Over at Komtar JBCC next door, some shops including restaurants, a jewelry store and other small skincare vendors were closed. A staff member of the mall, who declined to be named, said the number of shoppers have dropped since the pandemic happened.
B POINT REST STOP A QUIET SCENE
At B Point, a popular rest stop for Singaporeans as soon as they enter Johor Bahru via the Causeway to eat, change their cash into Malaysian ringgit and wash their vehicles, was quiet and deserted.

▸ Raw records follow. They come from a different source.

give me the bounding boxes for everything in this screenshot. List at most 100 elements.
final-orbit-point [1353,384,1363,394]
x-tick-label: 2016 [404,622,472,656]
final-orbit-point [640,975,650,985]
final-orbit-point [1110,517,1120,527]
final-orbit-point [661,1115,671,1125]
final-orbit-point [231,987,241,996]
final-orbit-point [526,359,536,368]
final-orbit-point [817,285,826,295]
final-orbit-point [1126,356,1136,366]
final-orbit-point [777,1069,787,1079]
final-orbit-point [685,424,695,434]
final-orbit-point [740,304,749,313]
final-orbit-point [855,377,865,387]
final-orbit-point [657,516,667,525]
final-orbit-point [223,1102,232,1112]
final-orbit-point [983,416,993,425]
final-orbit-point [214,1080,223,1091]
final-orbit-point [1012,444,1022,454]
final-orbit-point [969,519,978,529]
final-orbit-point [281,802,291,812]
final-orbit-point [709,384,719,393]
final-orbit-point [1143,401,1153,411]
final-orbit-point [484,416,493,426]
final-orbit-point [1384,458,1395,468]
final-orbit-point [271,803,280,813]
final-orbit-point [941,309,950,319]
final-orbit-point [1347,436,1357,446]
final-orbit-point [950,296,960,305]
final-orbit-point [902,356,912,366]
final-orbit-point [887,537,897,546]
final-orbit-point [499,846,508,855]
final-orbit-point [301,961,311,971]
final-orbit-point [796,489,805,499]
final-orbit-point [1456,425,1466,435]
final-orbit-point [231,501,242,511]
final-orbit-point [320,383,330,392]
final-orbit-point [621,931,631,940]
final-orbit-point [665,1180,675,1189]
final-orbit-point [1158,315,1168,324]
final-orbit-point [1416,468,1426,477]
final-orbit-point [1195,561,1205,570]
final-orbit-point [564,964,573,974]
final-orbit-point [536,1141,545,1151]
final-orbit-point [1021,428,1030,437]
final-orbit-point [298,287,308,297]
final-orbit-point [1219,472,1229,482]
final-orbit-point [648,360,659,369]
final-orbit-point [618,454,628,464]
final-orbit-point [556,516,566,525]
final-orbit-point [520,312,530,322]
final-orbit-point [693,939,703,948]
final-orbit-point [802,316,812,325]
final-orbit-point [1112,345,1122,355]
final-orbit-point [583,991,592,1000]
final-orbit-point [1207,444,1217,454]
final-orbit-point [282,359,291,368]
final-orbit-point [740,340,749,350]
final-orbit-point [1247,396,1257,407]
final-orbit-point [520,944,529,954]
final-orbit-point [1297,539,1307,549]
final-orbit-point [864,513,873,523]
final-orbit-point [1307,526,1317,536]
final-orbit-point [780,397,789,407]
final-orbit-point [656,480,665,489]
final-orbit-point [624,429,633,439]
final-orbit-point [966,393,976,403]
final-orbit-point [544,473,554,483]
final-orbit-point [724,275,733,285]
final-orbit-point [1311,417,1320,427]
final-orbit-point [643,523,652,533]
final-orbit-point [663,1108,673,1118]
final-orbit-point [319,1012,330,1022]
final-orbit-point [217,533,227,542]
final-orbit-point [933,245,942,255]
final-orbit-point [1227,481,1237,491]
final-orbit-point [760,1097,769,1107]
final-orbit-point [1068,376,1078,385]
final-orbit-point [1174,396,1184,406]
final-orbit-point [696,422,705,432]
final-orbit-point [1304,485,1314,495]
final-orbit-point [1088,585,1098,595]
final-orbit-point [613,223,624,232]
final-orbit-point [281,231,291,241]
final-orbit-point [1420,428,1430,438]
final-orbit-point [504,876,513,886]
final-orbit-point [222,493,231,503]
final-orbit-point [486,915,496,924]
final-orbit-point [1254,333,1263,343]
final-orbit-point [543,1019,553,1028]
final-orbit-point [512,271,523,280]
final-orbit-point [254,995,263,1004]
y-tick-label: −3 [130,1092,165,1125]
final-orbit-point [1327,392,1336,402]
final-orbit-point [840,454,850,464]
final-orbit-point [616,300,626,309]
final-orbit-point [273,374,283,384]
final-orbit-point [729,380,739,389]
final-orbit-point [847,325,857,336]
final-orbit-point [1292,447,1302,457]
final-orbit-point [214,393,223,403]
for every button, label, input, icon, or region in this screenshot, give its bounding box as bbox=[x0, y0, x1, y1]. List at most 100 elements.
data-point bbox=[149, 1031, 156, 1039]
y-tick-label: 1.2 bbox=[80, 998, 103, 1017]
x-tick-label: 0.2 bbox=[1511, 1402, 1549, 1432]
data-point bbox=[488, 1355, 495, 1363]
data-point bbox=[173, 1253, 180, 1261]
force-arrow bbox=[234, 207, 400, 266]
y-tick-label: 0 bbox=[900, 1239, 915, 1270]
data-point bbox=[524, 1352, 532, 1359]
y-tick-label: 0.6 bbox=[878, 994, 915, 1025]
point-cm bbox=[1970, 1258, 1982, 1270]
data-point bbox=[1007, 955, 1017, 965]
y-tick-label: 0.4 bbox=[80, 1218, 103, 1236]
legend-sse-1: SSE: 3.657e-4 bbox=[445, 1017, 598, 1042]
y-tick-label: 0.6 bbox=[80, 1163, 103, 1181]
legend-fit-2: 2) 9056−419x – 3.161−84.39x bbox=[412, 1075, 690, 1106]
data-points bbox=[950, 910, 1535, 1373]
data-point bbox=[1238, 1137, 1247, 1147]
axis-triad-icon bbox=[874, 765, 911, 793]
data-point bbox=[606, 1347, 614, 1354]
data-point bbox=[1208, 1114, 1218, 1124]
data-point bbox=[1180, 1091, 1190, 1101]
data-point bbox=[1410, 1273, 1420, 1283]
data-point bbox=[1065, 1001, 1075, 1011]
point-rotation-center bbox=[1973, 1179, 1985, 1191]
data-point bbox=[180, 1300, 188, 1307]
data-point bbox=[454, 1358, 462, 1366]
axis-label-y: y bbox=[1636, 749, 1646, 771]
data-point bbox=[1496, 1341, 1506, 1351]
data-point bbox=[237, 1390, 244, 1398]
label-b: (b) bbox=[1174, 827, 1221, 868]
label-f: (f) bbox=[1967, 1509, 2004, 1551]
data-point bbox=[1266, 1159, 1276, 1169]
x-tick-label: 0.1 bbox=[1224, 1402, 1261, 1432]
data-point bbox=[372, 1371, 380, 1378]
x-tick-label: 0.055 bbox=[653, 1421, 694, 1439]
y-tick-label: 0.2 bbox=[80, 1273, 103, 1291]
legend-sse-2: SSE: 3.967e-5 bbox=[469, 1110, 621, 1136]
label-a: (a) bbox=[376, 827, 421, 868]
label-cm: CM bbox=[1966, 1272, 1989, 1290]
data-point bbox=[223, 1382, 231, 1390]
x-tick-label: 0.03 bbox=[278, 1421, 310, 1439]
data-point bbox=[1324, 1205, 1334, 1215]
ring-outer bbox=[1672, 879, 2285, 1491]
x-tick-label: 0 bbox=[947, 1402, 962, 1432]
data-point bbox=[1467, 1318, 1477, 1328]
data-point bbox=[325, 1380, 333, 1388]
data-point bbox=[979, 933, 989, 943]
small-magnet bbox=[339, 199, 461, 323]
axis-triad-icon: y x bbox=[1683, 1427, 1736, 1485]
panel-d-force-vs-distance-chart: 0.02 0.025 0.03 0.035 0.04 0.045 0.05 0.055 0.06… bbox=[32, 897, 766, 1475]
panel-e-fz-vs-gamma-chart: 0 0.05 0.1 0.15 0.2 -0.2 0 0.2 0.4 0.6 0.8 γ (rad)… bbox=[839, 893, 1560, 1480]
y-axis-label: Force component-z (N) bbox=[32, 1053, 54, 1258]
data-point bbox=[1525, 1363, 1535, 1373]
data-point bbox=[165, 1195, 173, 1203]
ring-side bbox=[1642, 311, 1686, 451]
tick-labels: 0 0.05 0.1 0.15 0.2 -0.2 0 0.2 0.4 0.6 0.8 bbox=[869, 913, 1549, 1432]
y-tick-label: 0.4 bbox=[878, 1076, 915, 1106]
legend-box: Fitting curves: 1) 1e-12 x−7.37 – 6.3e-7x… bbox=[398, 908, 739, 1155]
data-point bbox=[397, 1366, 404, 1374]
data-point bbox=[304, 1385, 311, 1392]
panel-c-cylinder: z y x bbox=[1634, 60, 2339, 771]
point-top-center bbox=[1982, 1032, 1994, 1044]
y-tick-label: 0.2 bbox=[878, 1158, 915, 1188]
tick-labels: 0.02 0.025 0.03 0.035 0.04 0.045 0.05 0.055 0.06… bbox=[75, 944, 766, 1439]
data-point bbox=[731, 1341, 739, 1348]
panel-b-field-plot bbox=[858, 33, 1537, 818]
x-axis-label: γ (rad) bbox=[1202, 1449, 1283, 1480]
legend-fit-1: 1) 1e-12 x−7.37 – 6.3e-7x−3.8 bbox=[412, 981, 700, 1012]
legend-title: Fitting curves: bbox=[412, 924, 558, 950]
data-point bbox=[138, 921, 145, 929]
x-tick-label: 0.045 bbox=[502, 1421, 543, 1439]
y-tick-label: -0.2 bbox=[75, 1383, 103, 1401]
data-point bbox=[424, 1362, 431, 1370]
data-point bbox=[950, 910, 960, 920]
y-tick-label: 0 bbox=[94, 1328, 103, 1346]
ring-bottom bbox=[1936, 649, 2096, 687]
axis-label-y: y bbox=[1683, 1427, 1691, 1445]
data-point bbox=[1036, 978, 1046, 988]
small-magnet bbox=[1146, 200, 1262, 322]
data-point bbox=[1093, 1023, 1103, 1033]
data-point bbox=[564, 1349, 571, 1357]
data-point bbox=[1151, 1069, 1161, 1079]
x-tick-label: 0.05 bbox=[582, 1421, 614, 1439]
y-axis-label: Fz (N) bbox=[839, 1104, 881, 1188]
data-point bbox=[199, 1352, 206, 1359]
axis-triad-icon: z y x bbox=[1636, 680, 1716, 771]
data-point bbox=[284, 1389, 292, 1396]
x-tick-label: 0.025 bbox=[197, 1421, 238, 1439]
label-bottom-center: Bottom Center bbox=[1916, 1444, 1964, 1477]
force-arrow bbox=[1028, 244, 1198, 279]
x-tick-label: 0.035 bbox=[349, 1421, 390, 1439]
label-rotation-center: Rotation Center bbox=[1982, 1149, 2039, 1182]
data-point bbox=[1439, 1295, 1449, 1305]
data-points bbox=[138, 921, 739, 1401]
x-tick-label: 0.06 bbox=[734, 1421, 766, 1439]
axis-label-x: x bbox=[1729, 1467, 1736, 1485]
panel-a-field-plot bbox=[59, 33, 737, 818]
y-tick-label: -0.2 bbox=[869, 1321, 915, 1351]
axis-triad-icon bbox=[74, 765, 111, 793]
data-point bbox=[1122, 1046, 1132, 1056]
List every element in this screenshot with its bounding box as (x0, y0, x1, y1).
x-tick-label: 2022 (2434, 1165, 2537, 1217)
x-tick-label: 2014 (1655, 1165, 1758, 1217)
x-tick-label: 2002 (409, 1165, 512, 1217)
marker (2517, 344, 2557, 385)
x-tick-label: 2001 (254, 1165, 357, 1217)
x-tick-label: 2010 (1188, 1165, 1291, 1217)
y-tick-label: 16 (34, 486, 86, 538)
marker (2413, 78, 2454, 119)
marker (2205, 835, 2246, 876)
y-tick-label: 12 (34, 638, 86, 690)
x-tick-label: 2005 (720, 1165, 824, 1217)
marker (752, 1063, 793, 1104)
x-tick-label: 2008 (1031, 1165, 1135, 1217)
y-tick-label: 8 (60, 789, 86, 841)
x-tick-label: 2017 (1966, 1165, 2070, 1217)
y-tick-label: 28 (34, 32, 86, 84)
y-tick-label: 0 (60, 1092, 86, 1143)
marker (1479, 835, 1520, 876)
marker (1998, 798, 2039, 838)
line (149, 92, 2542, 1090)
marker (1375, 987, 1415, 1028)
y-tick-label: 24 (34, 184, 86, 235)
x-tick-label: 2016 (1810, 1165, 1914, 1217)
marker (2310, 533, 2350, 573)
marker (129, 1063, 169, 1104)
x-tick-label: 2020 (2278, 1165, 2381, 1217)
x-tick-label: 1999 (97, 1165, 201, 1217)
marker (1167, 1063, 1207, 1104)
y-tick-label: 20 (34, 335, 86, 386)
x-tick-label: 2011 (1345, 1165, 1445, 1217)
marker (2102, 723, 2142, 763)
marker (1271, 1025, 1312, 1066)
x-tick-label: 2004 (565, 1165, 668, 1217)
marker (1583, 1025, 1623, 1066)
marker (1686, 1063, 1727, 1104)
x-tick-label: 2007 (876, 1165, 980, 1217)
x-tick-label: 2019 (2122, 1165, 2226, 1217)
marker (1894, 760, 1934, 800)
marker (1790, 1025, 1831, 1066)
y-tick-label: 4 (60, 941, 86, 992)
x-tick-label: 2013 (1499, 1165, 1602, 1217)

The area was typically crowded round the clock before COVID-19 struck.
People who work there said outlets that used to operate 24 hours are now mostly closed after sunset.
An employee of a car wash centre, who preferred not to be named, said they have to close at 8pm to reduce running costs.
“There are no more cars coming here at night for a wash ever since MCO was announced,” he said.
Mr Low, the president of the chamber of commerce, said he hopes the governments of Malaysia and Singapore can work out an arrangement for Singaporeans to visit Johor Bahru. This will help businesses to stay afloat, he said.
He added: “Maybe they can implement a gradual opening of the border, with a small number of people allowed, and with contact tracing and standard operating procedures in place in order to closely monitor the visitors.”
“We really hope both governments can work things out so that we can revive our economy.”